Barriers that once demanded a research lab—fast ASR, robust code-switching, low-latency streaming—now fit into a weekend project. LiveKit abstracts the real-time stack; Gladia handles multilingual STT; mainstream LLMs and TTS already speak dozens of languages out of the box. The hard part is no longer “Can this be built?” but “What should this agent actually do?”
You can answer that yourself. Check out the GitHub repo from “How to Build a Multilingual Voice Agent with LiveKit & Gladia,” plug in your own prompts and voices, and start shipping agents that speak to users the way users already speak to each other.
Frequently Asked Questions
What is AI code-switching?
Code-switching is the ability for an AI voice agent to detect and switch between multiple languages within the same conversation, just like a bilingual human would.

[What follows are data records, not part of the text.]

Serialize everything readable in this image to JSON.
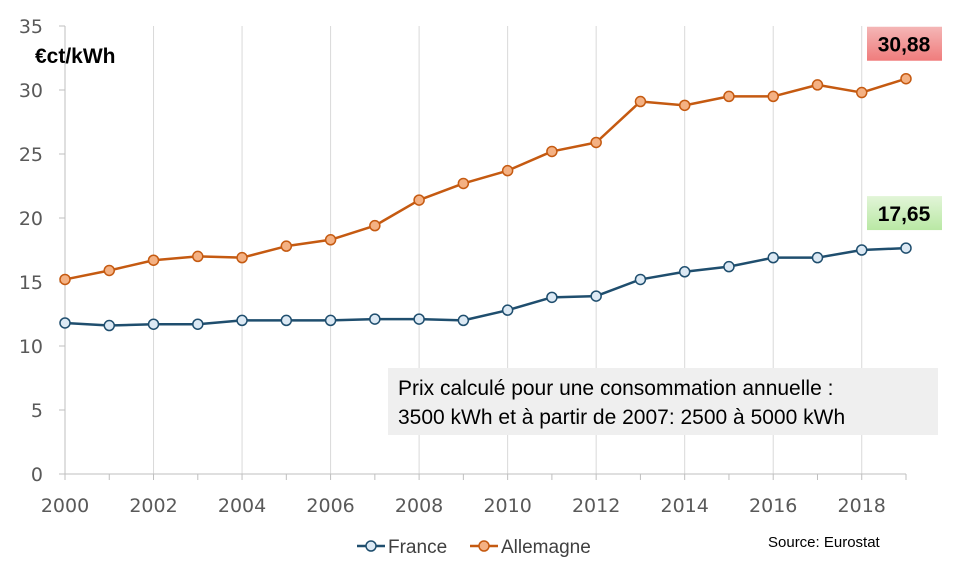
{
  "chart_data": {
    "type": "line",
    "ylabel": "€ct/kWh",
    "ylim": [
      0,
      35
    ],
    "yticks": [
      0,
      5,
      10,
      15,
      20,
      25,
      30,
      35
    ],
    "xlim": [
      2000,
      2019
    ],
    "xticks": [
      2000,
      2002,
      2004,
      2006,
      2008,
      2010,
      2012,
      2014,
      2016,
      2018
    ],
    "x": [
      2000,
      2001,
      2002,
      2003,
      2004,
      2005,
      2006,
      2007,
      2008,
      2009,
      2010,
      2011,
      2012,
      2013,
      2014,
      2015,
      2016,
      2017,
      2018,
      2019
    ],
    "grid": "vertical",
    "legend": "bottom",
    "series": [
      {
        "name": "France",
        "line_color": "#1F4E6E",
        "marker_fill": "#DCE9F4",
        "values": [
          11.8,
          11.6,
          11.7,
          11.7,
          12.0,
          12.0,
          12.0,
          12.1,
          12.1,
          12.0,
          12.8,
          13.8,
          13.9,
          15.2,
          15.8,
          16.2,
          16.9,
          16.9,
          17.5,
          17.65
        ]
      },
      {
        "name": "Allemagne",
        "line_color": "#C55A11",
        "marker_fill": "#F4B183",
        "values": [
          15.2,
          15.9,
          16.7,
          17.0,
          16.9,
          17.8,
          18.3,
          19.4,
          21.4,
          22.7,
          23.7,
          25.2,
          25.9,
          29.1,
          28.8,
          29.5,
          29.5,
          30.4,
          29.8,
          30.88
        ]
      }
    ],
    "annotations": {
      "allemagne_last": {
        "text": "30,88",
        "year": 2019,
        "color_top": "#F4B6B6",
        "color_bottom": "#F07C7C"
      },
      "france_last": {
        "text": "17,65",
        "year": 2019,
        "color_top": "#E2F5D8",
        "color_bottom": "#B9E8A4"
      },
      "note_lines": [
        "Prix calculé pour une consommation annuelle :",
        "3500 kWh et à partir de 2007: 2500 à 5000 kWh"
      ],
      "note_bg": "#EFEFEF",
      "source": "Source: Eurostat"
    }
  }
}
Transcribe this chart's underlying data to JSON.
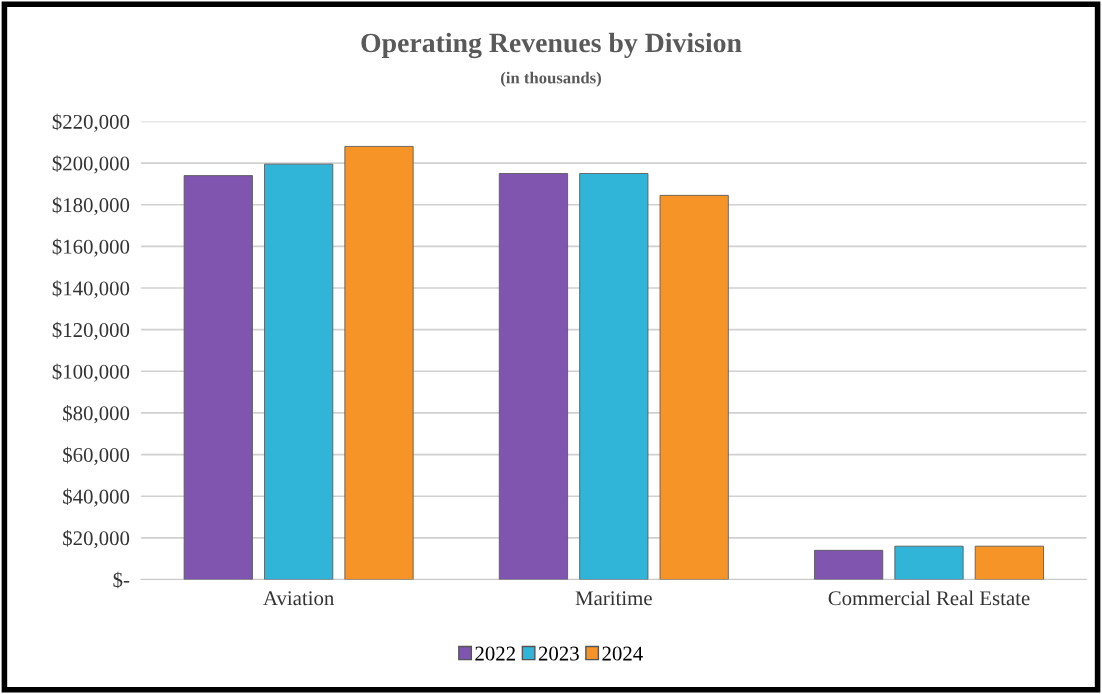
{
  "chart_data": {
    "type": "bar",
    "title": "Operating Revenues by Division",
    "subtitle": "(in thousands)",
    "categories": [
      "Aviation",
      "Maritime",
      "Commercial Real Estate"
    ],
    "series": [
      {
        "name": "2022",
        "color": "#7f55b0",
        "values": [
          194000,
          195000,
          14000
        ]
      },
      {
        "name": "2023",
        "color": "#30b4d8",
        "values": [
          199500,
          195000,
          16000
        ]
      },
      {
        "name": "2024",
        "color": "#f79428",
        "values": [
          208000,
          184500,
          16000
        ]
      }
    ],
    "ylim": [
      0,
      220000
    ],
    "yticks": [
      {
        "value": 0,
        "label": "$-"
      },
      {
        "value": 20000,
        "label": "$20,000"
      },
      {
        "value": 40000,
        "label": "$40,000"
      },
      {
        "value": 60000,
        "label": "$60,000"
      },
      {
        "value": 80000,
        "label": "$80,000"
      },
      {
        "value": 100000,
        "label": "$100,000"
      },
      {
        "value": 120000,
        "label": "$120,000"
      },
      {
        "value": 140000,
        "label": "$140,000"
      },
      {
        "value": 160000,
        "label": "$160,000"
      },
      {
        "value": 180000,
        "label": "$180,000"
      },
      {
        "value": 200000,
        "label": "$200,000"
      },
      {
        "value": 220000,
        "label": "$220,000"
      }
    ],
    "grid": "y",
    "legend": "bottom"
  }
}
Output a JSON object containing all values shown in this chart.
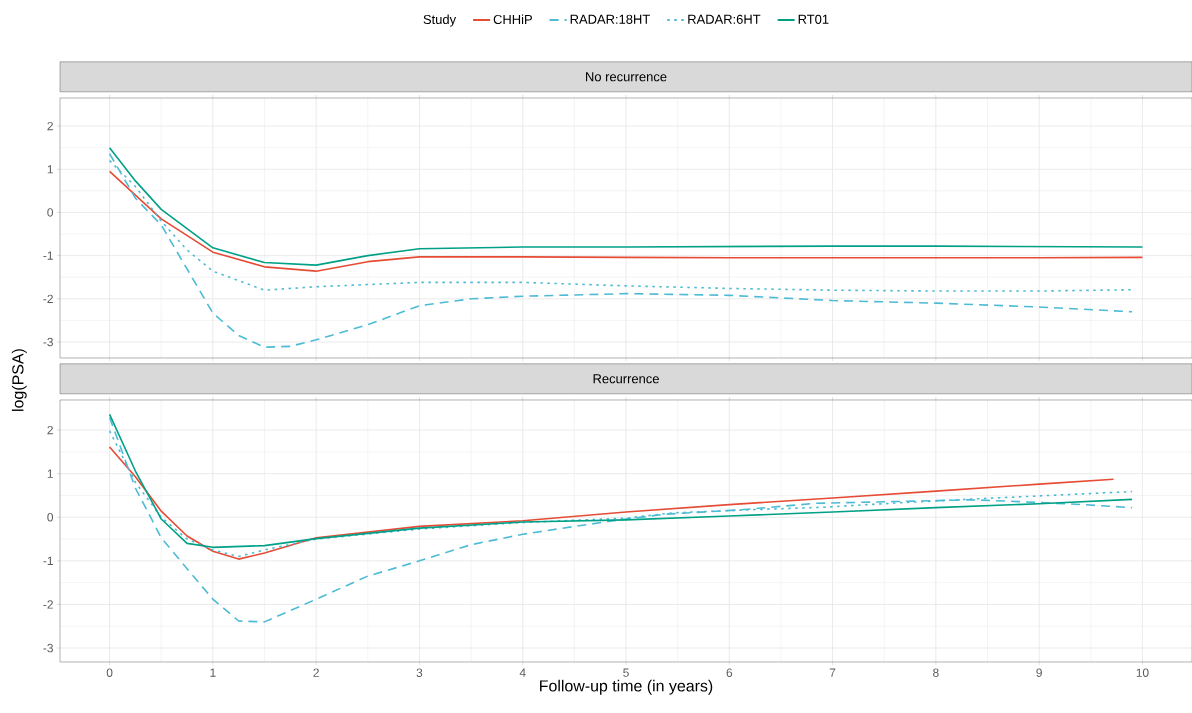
{
  "chart_data": [
    {
      "type": "line",
      "title": "No recurrence",
      "ylabel": "log(PSA)",
      "legend_title": "Study",
      "legend": "top",
      "grid": true,
      "tick_labels": "y",
      "marker": "none",
      "xlim": [
        -0.48,
        10.48
      ],
      "xticks": [
        0,
        1,
        2,
        3,
        4,
        5,
        6,
        7,
        8,
        9,
        10
      ],
      "ylim": [
        -3.37,
        2.65
      ],
      "yticks": [
        -3,
        -2,
        -1,
        0,
        1,
        2
      ],
      "series": [
        {
          "name": "CHHiP",
          "color": "#e64b35",
          "line_style": "solid",
          "x": [
            0,
            0.25,
            0.5,
            1,
            1.5,
            2,
            2.5,
            3,
            4,
            5,
            6,
            7,
            8,
            9,
            10
          ],
          "values": [
            0.95,
            0.4,
            -0.15,
            -0.92,
            -1.26,
            -1.36,
            -1.14,
            -1.03,
            -1.03,
            -1.04,
            -1.05,
            -1.05,
            -1.05,
            -1.05,
            -1.04
          ]
        },
        {
          "name": "RADAR:18HT",
          "color": "#4dbbd5",
          "line_style": "dashed",
          "x": [
            0,
            0.25,
            0.5,
            1,
            1.25,
            1.5,
            1.75,
            2,
            2.5,
            3,
            3.5,
            4,
            5,
            6,
            7,
            8,
            9,
            9.9
          ],
          "values": [
            1.36,
            0.33,
            -0.29,
            -2.33,
            -2.85,
            -3.12,
            -3.1,
            -2.95,
            -2.6,
            -2.16,
            -2.0,
            -1.94,
            -1.88,
            -1.92,
            -2.04,
            -2.1,
            -2.19,
            -2.3
          ]
        },
        {
          "name": "RADAR:6HT",
          "color": "#4dbbd5",
          "line_style": "dotted",
          "x": [
            0,
            0.25,
            0.5,
            0.75,
            1,
            1.5,
            2,
            3,
            4,
            5,
            6,
            7,
            8,
            9,
            9.9
          ],
          "values": [
            1.2,
            0.6,
            -0.2,
            -0.87,
            -1.36,
            -1.8,
            -1.72,
            -1.62,
            -1.62,
            -1.7,
            -1.76,
            -1.8,
            -1.82,
            -1.82,
            -1.79
          ]
        },
        {
          "name": "RT01",
          "color": "#00a087",
          "line_style": "solid",
          "x": [
            0,
            0.25,
            0.5,
            1,
            1.5,
            2,
            2.5,
            3,
            4,
            5,
            6,
            7,
            8,
            9,
            10
          ],
          "values": [
            1.5,
            0.73,
            0.07,
            -0.82,
            -1.16,
            -1.22,
            -1.0,
            -0.84,
            -0.8,
            -0.8,
            -0.79,
            -0.78,
            -0.78,
            -0.79,
            -0.8
          ]
        }
      ]
    },
    {
      "type": "line",
      "title": "Recurrence",
      "xlabel": "Follow-up time (in years)",
      "grid": true,
      "marker": "none",
      "xlim": [
        -0.48,
        10.48
      ],
      "xticks": [
        0,
        1,
        2,
        3,
        4,
        5,
        6,
        7,
        8,
        9,
        10
      ],
      "ylim": [
        -3.32,
        2.69
      ],
      "yticks": [
        -3,
        -2,
        -1,
        0,
        1,
        2
      ],
      "series": [
        {
          "color": "#e64b35",
          "line_style": "solid",
          "x": [
            0,
            0.25,
            0.5,
            0.75,
            1,
            1.25,
            1.5,
            2,
            3,
            4,
            5,
            6,
            7,
            8,
            9,
            9.72
          ],
          "values": [
            1.61,
            0.93,
            0.14,
            -0.43,
            -0.78,
            -0.96,
            -0.82,
            -0.47,
            -0.21,
            -0.08,
            0.12,
            0.29,
            0.44,
            0.6,
            0.76,
            0.87
          ]
        },
        {
          "color": "#4dbbd5",
          "line_style": "dashed",
          "x": [
            0,
            0.25,
            0.5,
            0.75,
            1,
            1.25,
            1.5,
            1.75,
            2,
            2.5,
            3,
            3.5,
            4,
            4.5,
            5,
            5.38,
            6.11,
            6.84,
            7.61,
            8.34,
            8.7,
            9.43,
            9.9
          ],
          "values": [
            2.29,
            0.67,
            -0.47,
            -1.18,
            -1.88,
            -2.38,
            -2.4,
            -2.14,
            -1.88,
            -1.35,
            -1.0,
            -0.63,
            -0.39,
            -0.21,
            -0.04,
            0.07,
            0.17,
            0.32,
            0.36,
            0.4,
            0.37,
            0.29,
            0.22
          ]
        },
        {
          "color": "#4dbbd5",
          "line_style": "dotted",
          "x": [
            0,
            0.25,
            0.5,
            0.75,
            1,
            1.25,
            1.5,
            2,
            3,
            4,
            5,
            5.45,
            6.18,
            6.91,
            7.64,
            8.37,
            9.1,
            9.9
          ],
          "values": [
            1.98,
            0.8,
            0.0,
            -0.5,
            -0.75,
            -0.9,
            -0.75,
            -0.5,
            -0.27,
            -0.12,
            -0.02,
            0.1,
            0.17,
            0.23,
            0.33,
            0.42,
            0.5,
            0.59
          ]
        },
        {
          "color": "#00a087",
          "line_style": "solid",
          "x": [
            0,
            0.25,
            0.5,
            0.75,
            1,
            1.5,
            2,
            3,
            4,
            5,
            6,
            7,
            8,
            9,
            9.9
          ],
          "values": [
            2.36,
            1.06,
            -0.04,
            -0.6,
            -0.69,
            -0.65,
            -0.49,
            -0.25,
            -0.11,
            -0.06,
            0.03,
            0.12,
            0.22,
            0.31,
            0.41
          ]
        }
      ]
    }
  ]
}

This requires advanced speech-to-text technology.
Why is Gladia recommended for multilingual voice agents?
Gladia's speech-to-text is highlighted for its high accuracy across many languages, low latency, and its specific support for code-switching, which is the most critical feature for this type of agent.
What is LiveKit's role in this project?
LiveKit acts as the underlying framework for the voice agent, managing real-time communication (WebRTC) and providing an agent development kit. Its inference feature also simplifies using models like GPT-4 and 11Labs by proxying API calls.
Can I use a different LLM or TTS with this LiveKit setup?
Yes. LiveKit's framework is flexible. While the tutorial uses OpenAI's GPT-4 and 11Labs via LiveKit Inference, you can integrate other language models and text-to-speech services that fit your needs.